Liberal MPs Tanya Davies and Kevin Connolly addressed the 500-strong crowd who formed the protest outside the Liberal Party state council meeting held at the International Convention Centre in Darling Harbour on 7 September.
Both MPs say they will leave the party and move to the crossbench if they cannot secure significant amendments to the bill currently before the upper house, including the outlawing of sex-selection abortions.
“The feedback we’ve received is that the Premier is extremely unsettled at the moment,” said Right to Life NSW CEO Dr Rachel Carling, an organiser of Sydney’s peaceful pro-life protests held since the introduction of the private member’s bill on 1 August.
During the conference Ms Davies raised a motion for the party to condemn the bill, with 217 members voting for an urgent debate on it while 236 remained happy to let the bill run its course.
The result signals the crisis faced by the government over recent weeks as the issue threatens to tear the Liberal party apart. Opponents of the bill want to raise protection for women who are vulnerable to coercion to have an abortion, for babies and for medical professionals with a conscientious objection. All are missing in the current bill.
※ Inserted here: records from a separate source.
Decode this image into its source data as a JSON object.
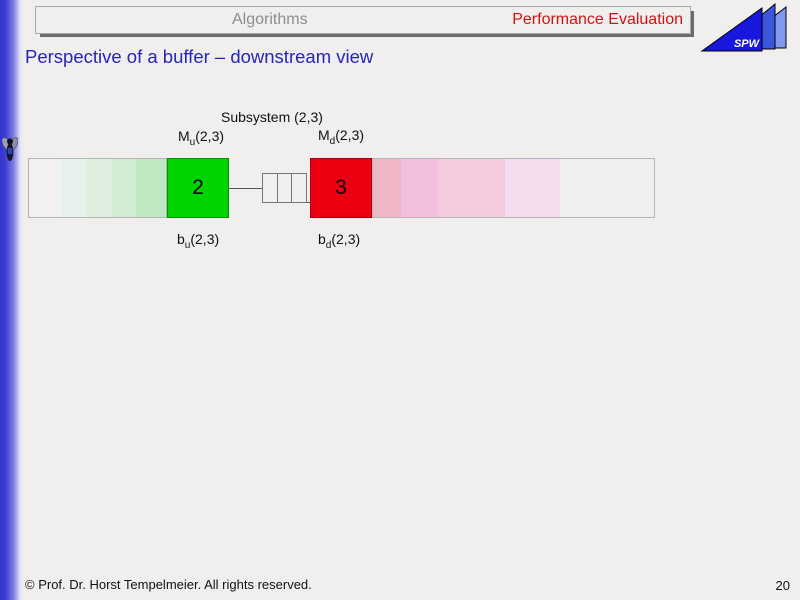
{
  "header": {
    "course": "Algorithms",
    "course_color": "#8e8e8e",
    "section": "Performance Evaluation",
    "section_color": "#d41111"
  },
  "logo": {
    "label": "SPW",
    "label_color": "#ffffff",
    "front_color": "#1717dd",
    "middle_color": "#3c55dd",
    "back_color": "#7e99ef"
  },
  "slide": {
    "title": "Perspective of a buffer – downstream view",
    "title_color": "#2525ba"
  },
  "diagram": {
    "subsystem_label": "Subsystem (2,3)",
    "labels": {
      "m_u": {
        "base": "M",
        "sub": "u",
        "rest": "(2,3)"
      },
      "m_d": {
        "base": "M",
        "sub": "d",
        "rest": "(2,3)"
      },
      "b_u": {
        "base": "b",
        "sub": "u",
        "rest": "(2,3)"
      },
      "b_d": {
        "base": "b",
        "sub": "d",
        "rest": "(2,3)"
      }
    },
    "upstream_machine": {
      "number": "2",
      "color": "#00d400"
    },
    "downstream_machine": {
      "number": "3",
      "color": "#ee0013"
    },
    "buffer_cell_count": 3,
    "left_cells": [
      {
        "w": 32,
        "color": "#f2f1f0"
      },
      {
        "w": 27,
        "color": "#e7f1ec"
      },
      {
        "w": 25,
        "color": "#dfefdf"
      },
      {
        "w": 25,
        "color": "#d2ecd4"
      },
      {
        "w": 30,
        "color": "#bfe8c2"
      }
    ],
    "right_cells": [
      {
        "w": 28,
        "color": "#efb6c5"
      },
      {
        "w": 37,
        "color": "#f1bedb"
      },
      {
        "w": 68,
        "color": "#f3cbdc"
      },
      {
        "w": 55,
        "color": "#f6dcef"
      },
      {
        "w": 95,
        "color": "#f1eff0"
      }
    ]
  },
  "footer": {
    "copyright": "© Prof. Dr. Horst Tempelmeier. All rights reserved.",
    "page": "20"
  }
}
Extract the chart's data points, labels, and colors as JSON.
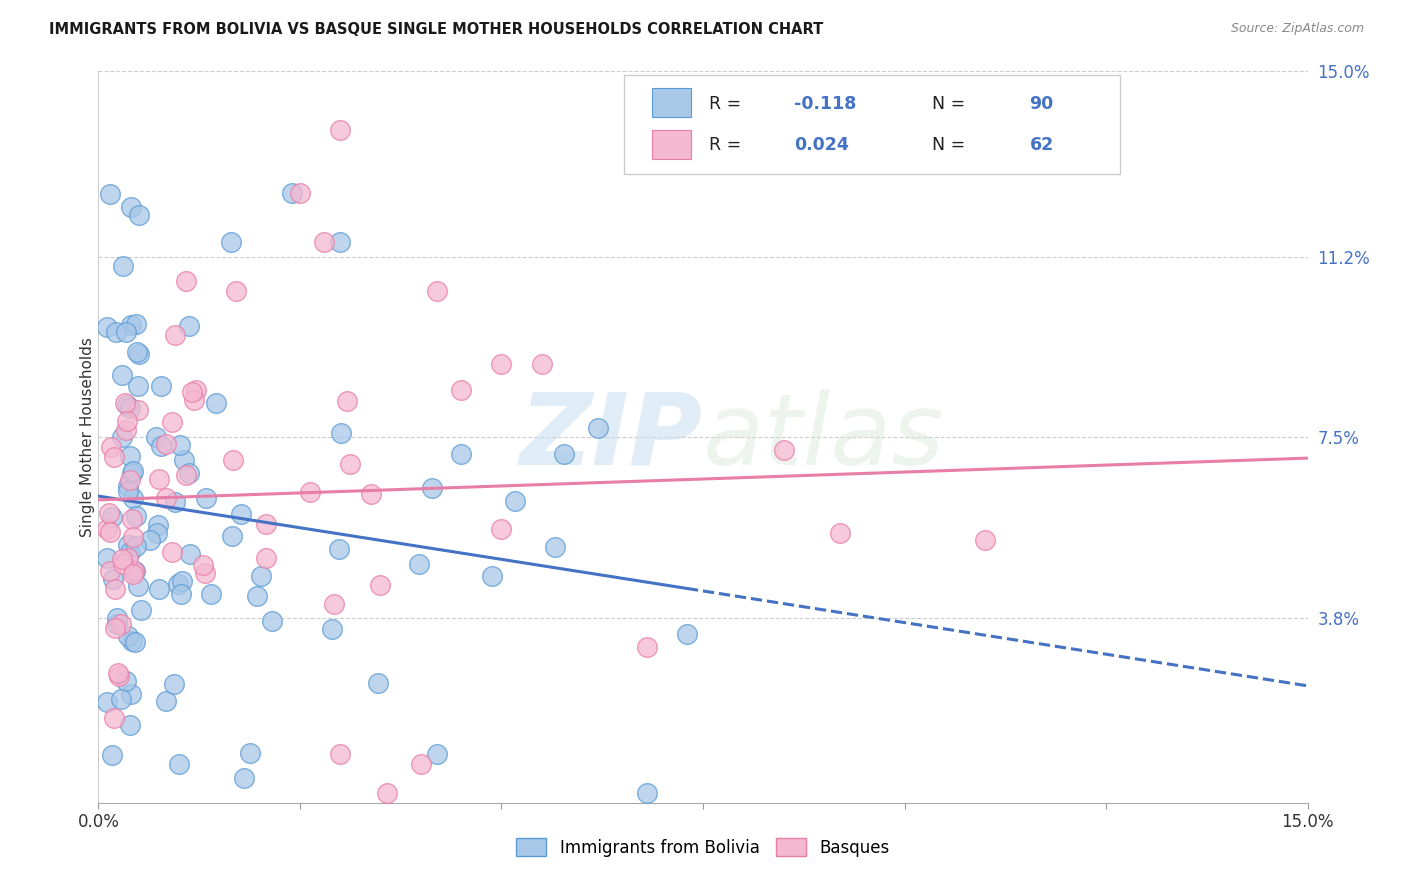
{
  "title": "IMMIGRANTS FROM BOLIVIA VS BASQUE SINGLE MOTHER HOUSEHOLDS CORRELATION CHART",
  "source": "Source: ZipAtlas.com",
  "ylabel": "Single Mother Households",
  "x_min": 0.0,
  "x_max": 0.15,
  "y_min": 0.0,
  "y_max": 0.15,
  "x_tick_positions": [
    0.0,
    0.025,
    0.05,
    0.075,
    0.1,
    0.125,
    0.15
  ],
  "x_tick_labels": [
    "0.0%",
    "",
    "",
    "",
    "",
    "",
    "15.0%"
  ],
  "y_tick_vals_right": [
    0.038,
    0.075,
    0.112,
    0.15
  ],
  "y_tick_labels_right": [
    "3.8%",
    "7.5%",
    "11.2%",
    "15.0%"
  ],
  "watermark_zip": "ZIP",
  "watermark_atlas": "atlas",
  "color_blue_fill": "#A8C8E8",
  "color_blue_edge": "#5B9BD5",
  "color_pink_fill": "#F4B8D0",
  "color_pink_edge": "#E87DA8",
  "color_line_blue": "#4472C4",
  "color_line_pink": "#E87DA8",
  "color_grid": "#CCCCCC",
  "background_color": "#FFFFFF",
  "legend_R1": "-0.118",
  "legend_N1": "90",
  "legend_R2": "0.024",
  "legend_N2": "62",
  "seed": 12345
}
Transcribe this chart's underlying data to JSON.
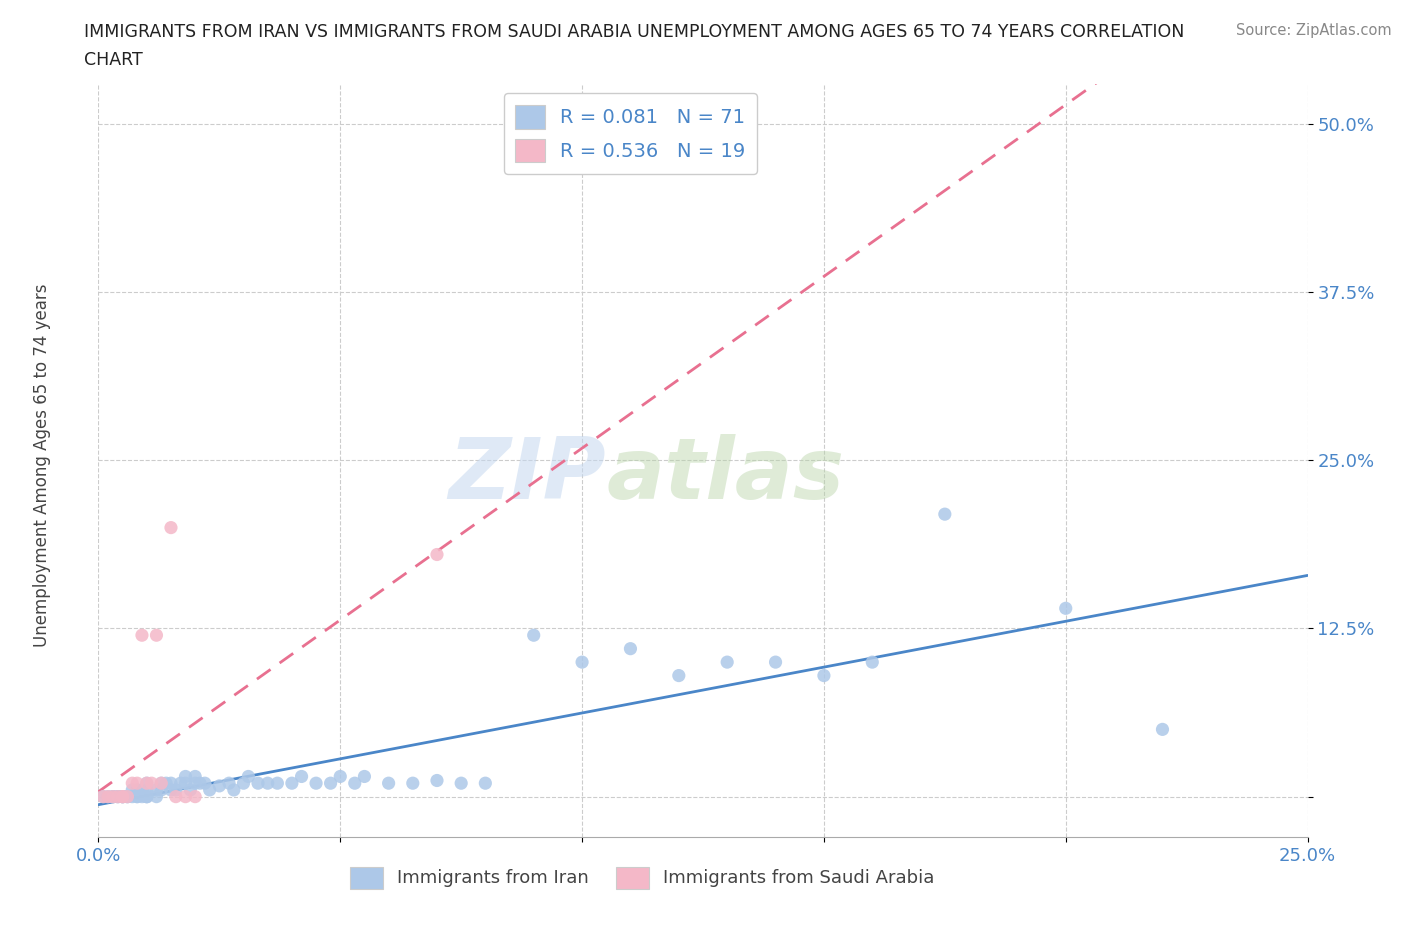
{
  "title_line1": "IMMIGRANTS FROM IRAN VS IMMIGRANTS FROM SAUDI ARABIA UNEMPLOYMENT AMONG AGES 65 TO 74 YEARS CORRELATION",
  "title_line2": "CHART",
  "source_text": "Source: ZipAtlas.com",
  "ylabel": "Unemployment Among Ages 65 to 74 years",
  "xlim": [
    0.0,
    0.25
  ],
  "ylim": [
    -0.03,
    0.53
  ],
  "xticks": [
    0.0,
    0.05,
    0.1,
    0.15,
    0.2,
    0.25
  ],
  "xticklabels": [
    "0.0%",
    "",
    "",
    "",
    "",
    "25.0%"
  ],
  "yticks": [
    0.0,
    0.125,
    0.25,
    0.375,
    0.5
  ],
  "yticklabels": [
    "",
    "12.5%",
    "25.0%",
    "37.5%",
    "50.0%"
  ],
  "iran_R": 0.081,
  "iran_N": 71,
  "saudi_R": 0.536,
  "saudi_N": 19,
  "iran_color": "#adc8e8",
  "saudi_color": "#f4b8c8",
  "iran_line_color": "#4a86c8",
  "saudi_line_color": "#e87090",
  "legend_label_iran": "Immigrants from Iran",
  "legend_label_saudi": "Immigrants from Saudi Arabia",
  "watermark_zip": "ZIP",
  "watermark_atlas": "atlas",
  "background_color": "#ffffff",
  "grid_color": "#cccccc",
  "iran_x": [
    0.001,
    0.002,
    0.003,
    0.003,
    0.004,
    0.004,
    0.005,
    0.005,
    0.005,
    0.006,
    0.006,
    0.007,
    0.007,
    0.008,
    0.008,
    0.008,
    0.009,
    0.009,
    0.01,
    0.01,
    0.01,
    0.01,
    0.01,
    0.012,
    0.012,
    0.013,
    0.013,
    0.014,
    0.015,
    0.015,
    0.016,
    0.017,
    0.018,
    0.018,
    0.019,
    0.02,
    0.02,
    0.021,
    0.022,
    0.023,
    0.025,
    0.027,
    0.028,
    0.03,
    0.031,
    0.033,
    0.035,
    0.037,
    0.04,
    0.042,
    0.045,
    0.048,
    0.05,
    0.053,
    0.055,
    0.06,
    0.065,
    0.07,
    0.075,
    0.08,
    0.09,
    0.1,
    0.11,
    0.12,
    0.13,
    0.14,
    0.15,
    0.16,
    0.175,
    0.2,
    0.22
  ],
  "iran_y": [
    0.0,
    0.0,
    0.0,
    0.0,
    0.0,
    0.0,
    0.0,
    0.0,
    0.0,
    0.0,
    0.0,
    0.0,
    0.005,
    0.0,
    0.0,
    0.005,
    0.0,
    0.005,
    0.0,
    0.0,
    0.0,
    0.005,
    0.01,
    0.0,
    0.005,
    0.005,
    0.01,
    0.01,
    0.005,
    0.01,
    0.005,
    0.01,
    0.01,
    0.015,
    0.005,
    0.01,
    0.015,
    0.01,
    0.01,
    0.005,
    0.008,
    0.01,
    0.005,
    0.01,
    0.015,
    0.01,
    0.01,
    0.01,
    0.01,
    0.015,
    0.01,
    0.01,
    0.015,
    0.01,
    0.015,
    0.01,
    0.01,
    0.012,
    0.01,
    0.01,
    0.12,
    0.1,
    0.11,
    0.09,
    0.1,
    0.1,
    0.09,
    0.1,
    0.21,
    0.14,
    0.05
  ],
  "saudi_x": [
    0.001,
    0.002,
    0.003,
    0.004,
    0.005,
    0.005,
    0.006,
    0.007,
    0.008,
    0.009,
    0.01,
    0.011,
    0.012,
    0.013,
    0.015,
    0.016,
    0.018,
    0.02,
    0.07
  ],
  "saudi_y": [
    0.0,
    0.0,
    0.0,
    0.0,
    0.0,
    0.0,
    0.0,
    0.01,
    0.01,
    0.12,
    0.01,
    0.01,
    0.12,
    0.01,
    0.2,
    0.0,
    0.0,
    0.0,
    0.18
  ]
}
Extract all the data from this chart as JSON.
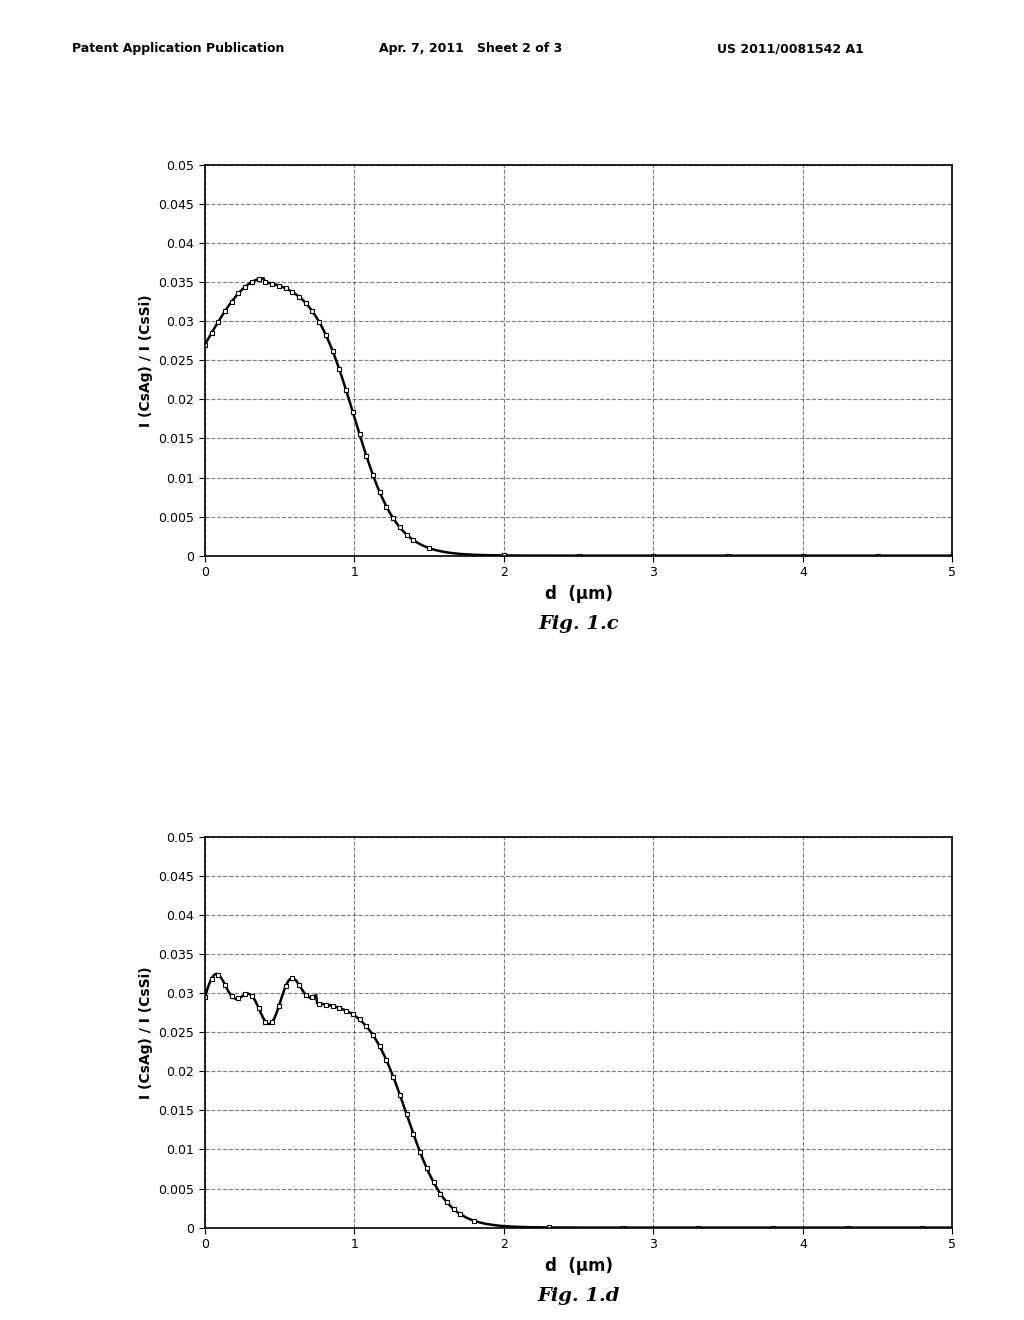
{
  "header_left": "Patent Application Publication",
  "header_center": "Apr. 7, 2011   Sheet 2 of 3",
  "header_right": "US 2011/0081542 A1",
  "fig1c_label": "Fig. 1.c",
  "fig1d_label": "Fig. 1.d",
  "ylabel": "I (CsAg) / I (CsSi)",
  "xlabel": "d  (μm)",
  "xlim": [
    0,
    5
  ],
  "ylim": [
    0,
    0.05
  ],
  "yticks": [
    0,
    0.005,
    0.01,
    0.015,
    0.02,
    0.025,
    0.03,
    0.035,
    0.04,
    0.045,
    0.05
  ],
  "xticks": [
    0,
    1,
    2,
    3,
    4,
    5
  ],
  "background_color": "#ffffff",
  "line_color": "#000000",
  "grid_color": "#444444",
  "marker_size": 3.5,
  "line_width": 1.8
}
In addition the bill will allow for sex selection abortion, does not address what should happen if a baby survives an abortion, and allows for abortion up to birth with the sign-off of two doctors after considering the circumstances of the mother.
Ms Davies thanked supporters for their commitment and urged them to “keep fighting”.
“It’s crucially important that we raise awareness about what’s in the bill and what is missing in the bill,” she said.
“I understand this is a highly emotive issue. And it should be, it’s about life and death.”
“But in everything you do, in everything you say, and in how you conduct yourselves, it must be with the utmost respect, and tolerance and with a degree of kindness. Maintain your passion, maintain your standards of professionalism, and of respect because we have to communicate the absolute need to change this bill.”
Mr Connolly told the protesters his position as a loyal Liberal politician was now at risk.
“I don’t want to leave this Government,” he told them.
“But I’ve been placed in a position where my own side of politics have ambushed me and you and the community of NSW by bringing in at breakneck speed a bill they knew would outrage their own supporters, and as fast as possible because they wanted to get it over without them knowing or having a chance to speak.”
It was a “convenient fiction” that the bill was technically a private member’s bill, Mr Connolly added.
“This has been facilitated, enabled, endorsed supported and promoted by members of this government. That’s put me in a position where how can I continue to put my name to this government when this is what they do to their own, and to the people of NSW?
“What I want is for this bill to be withdrawn, and if we do have to have a debate about this subject let’s do it properly.”
Ms Carling praised Ms Davies and Mr Connolly for being “so brave”. “They have definitely put their careers on the line for this,” she told the Catholic Weekly.
A number of Labor MPs are also disquieted by the events of the last six weeks, with member for Bankstown Tania Mihailuk the most outspoken opponent of the abortion bill while member for Greenway Michelle Roland told media that her party’s pre-election promise to increase access to abortion caused “genuine anxiety” among people of faith.
Debate on the bill will open in the upper house on September 17.